In this week’s Dearly Beloved, the advice column from author Michael Arceneaux, a reader has crossed the line with his friend who identifies as straight but has nonetheless had some sexual eruptions with his gay homeboy. Look, it happens. Many of us have been there; some of us still take field trips there even though we oughta know better at our ages. If you feel a way about a select portion of that statement, take yourself to the nearest vet, hit dog.
After showing his straight friend what that mouth do, our dear reader has caught feelings. Stop rolling your eyes. Life happens. What do you when you develop romantic feelings for your straight platonic friend you have done sexual things with? Turn on some Anita Baker and cry through it, sure, but can anything else be done? There’s really only one other option and he sure better give it the best that he’s got (baby). Question is: will he do it and face whatever comes next head on?
If you want Michael’s advice, just email him at [email protected] with your question. Just be sure to include SPECIFICS, and don’t forget to start your letter with Dearly Beloved!
It’s a thing.
I’m friends with this guy who happens to be straight. We have been friends for a while now and I love him in a platonic way. However, recently we’ve been getting physically intimate with each other (but no proper sex involved). But the thing is, we’ve done things to each other that I personally consider to be exclusive for a committed relationship.

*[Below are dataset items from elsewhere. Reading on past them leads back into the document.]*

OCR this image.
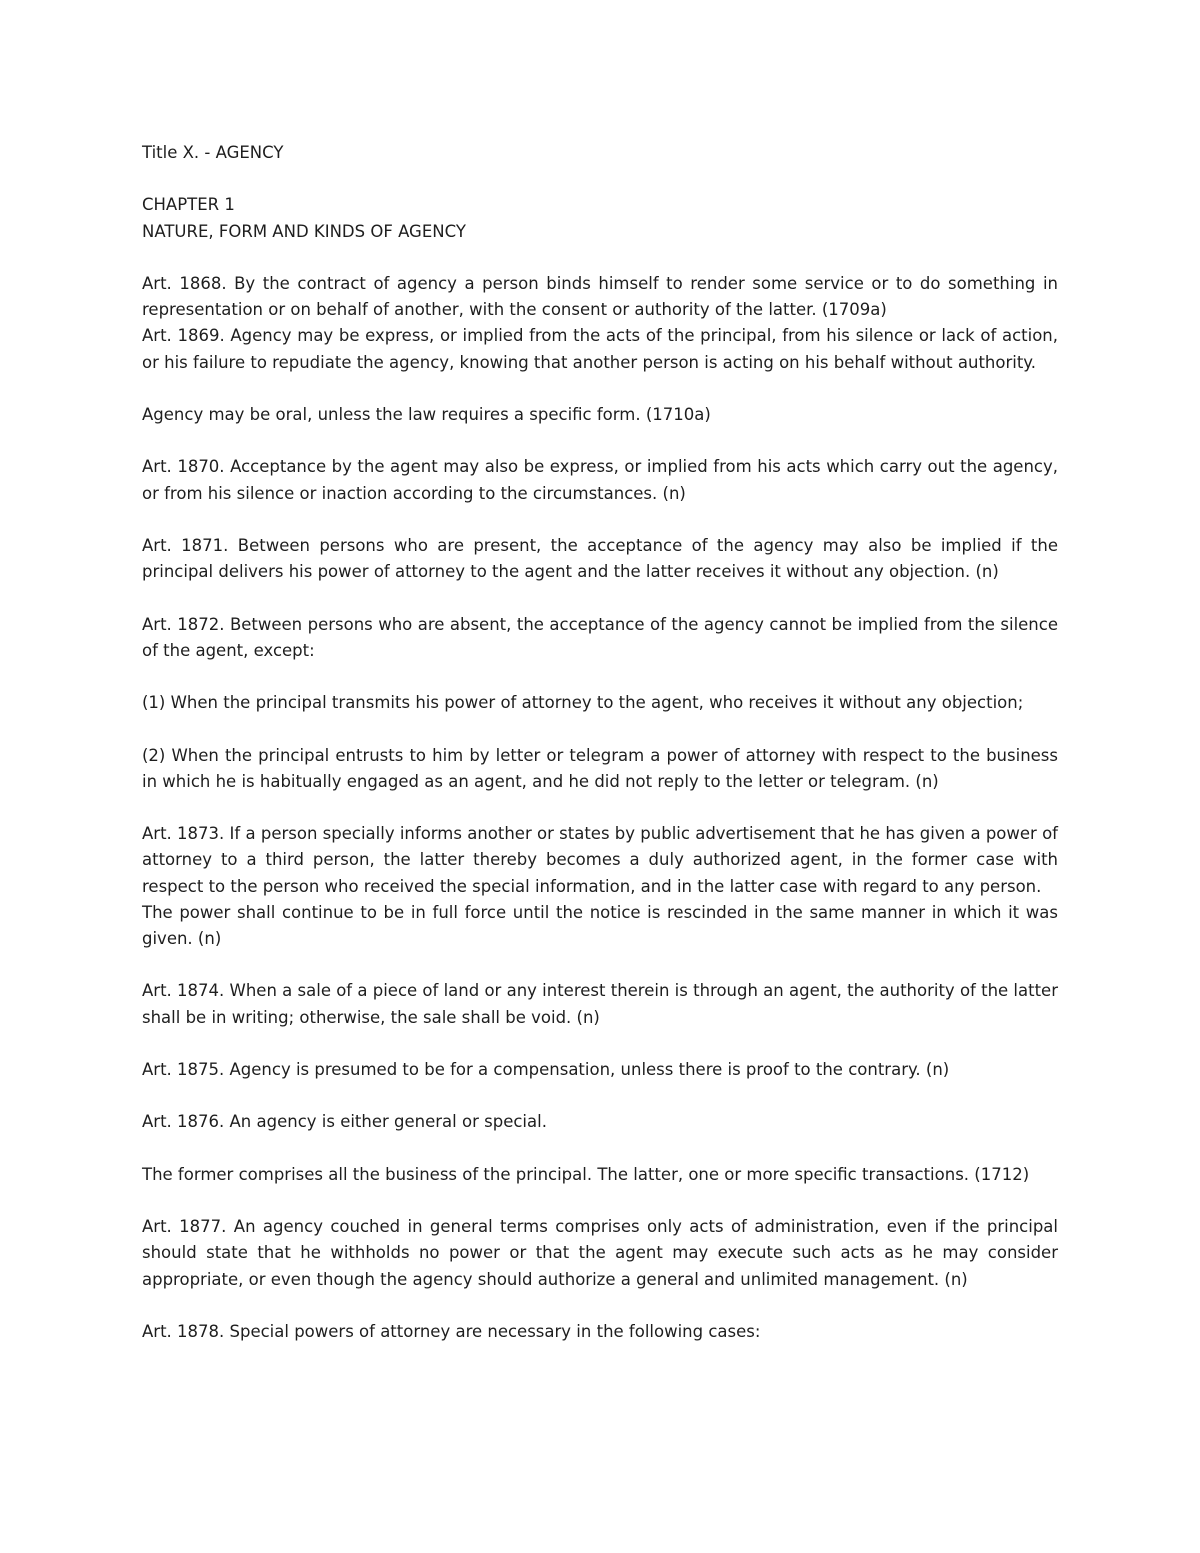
Title X. - AGENCY

CHAPTER 1

NATURE, FORM AND KINDS OF AGENCY

Art. 1868. By the contract of agency a person binds himself to render some service or to do something in representation or on behalf of another, with the consent or authority of the latter. (1709a)

Art. 1869. Agency may be express, or implied from the acts of the principal, from his silence or lack of action, or his failure to repudiate the agency, knowing that another person is acting on his behalf without authority.

Agency may be oral, unless the law requires a specific form. (1710a)

Art. 1870. Acceptance by the agent may also be express, or implied from his acts which carry out the agency, or from his silence or inaction according to the circumstances. (n)

Art. 1871. Between persons who are present, the acceptance of the agency may also be implied if the principal delivers his power of attorney to the agent and the latter receives it without any objection. (n)

Art. 1872. Between persons who are absent, the acceptance of the agency cannot be implied from the silence of the agent, except:

(1) When the principal transmits his power of attorney to the agent, who receives it without any objection;

(2) When the principal entrusts to him by letter or telegram a power of attorney with respect to the business in which he is habitually engaged as an agent, and he did not reply to the letter or telegram. (n)

Art. 1873. If a person specially informs another or states by public advertisement that he has given a power of attorney to a third person, the latter thereby becomes a duly authorized agent, in the former case with respect to the person who received the special information, and in the latter case with regard to any person.

The power shall continue to be in full force until the notice is rescinded in the same manner in which it was given. (n)

Art. 1874. When a sale of a piece of land or any interest therein is through an agent, the authority of the latter shall be in writing; otherwise, the sale shall be void. (n)

Art. 1875. Agency is presumed to be for a compensation, unless there is proof to the contrary. (n)

Art. 1876. An agency is either general or special.

The former comprises all the business of the principal. The latter, one or more specific transactions. (1712)

Art. 1877. An agency couched in general terms comprises only acts of administration, even if the principal should state that he withholds no power or that the agent may execute such acts as he may consider appropriate, or even though the agency should authorize a general and unlimited management. (n)

Art. 1878. Special powers of attorney are necessary in the following cases:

So my question is how do I deal with developing romantic feelings for a straight guy who currently reciprocates back my affection?
Dear Straight Chaser,
So what you’re saying is you got a new boy and that [redacted] trade? May Magnolia Shorty continue to rest in peace, and his forced Houston accent aside, shout out to fine ass Drake for keeping her memory alive on Scorpion. Now back to you and this vintage talk show predicament you have found yourself in.
While I understand that you may feel that the two of you have done things to each other that you believe are exclusive to a committed relationship, you’re not in one with him now — yet those acts have happened all the same. That suggests he may not feel the same way as you about what the performing of such acts signifies. As I once explained to my friends about someone who overstated his value, “He was a mouth.” And maybe you’re not as hung up on doing certain things in committed settings as you think you are — which would be more than fine (enjoy yourself).
Meanwhile, though he may indeed be reciprocal with you in terms of expressing affection, that doesn’t necessarily mean he is capable of developing romantic feelings for you — or even interested in trying. After all, he identifies as straight. Even if you tip him in one direction on the Kinsey scale, that doesn’t mean he has any interest in being biddy-da-dum, boo’d up with you, beloved. Yes, some relationships start off with two people as friends, but they tend not to be a gay dude and a straight man.
I would love it if you wrote back and said this straight man has decided to be bae so I can immediately encourage you to cue up “Blow” and skip to the part where Beyoncé and Timbaland talk about turning that cherry out, but this is giving me more “Me, Myself & I” vibes.
So yeah, chances are slim (not slim thick, just slim) that he will want to explore the romantic side with you, but I suppose one never knows. Maybe he dares to try something even newer with you. Maybe he will hear what you confess and decide that he wants to keep the friendship with the new meal plan as it stands. Or maybe he will want to go back to being totally platonic. There is no confirmation without conversation. You need to go ahead and have it now because the longer you wait, the deeper you will fall and it’s not clear at all how that will impact you and your friendship with him. Unfortunately, the two of you have crossed a line that only one of you may be willing to continue walking past.
To that end, before you do talk, truly prepare yourself for all possible scenarios. You say you love him in a platonic way, so the question is does that platonic love supersede these newer romantic feelings that have developed in light of you two becoming physical? If so, this friendship can be salvaged. If he can’t do that, run, bitch, run. It would hurt in the interim, but as the reality stars often say, at the end of the day it would be what’s best for you.
Regardless, you need to have romantic feelings for someone who can return the favor. We all deserve that. In the future, though, keep your mouth off of your friends, especially the straight ones. There are other dicks and cheeks in the sea.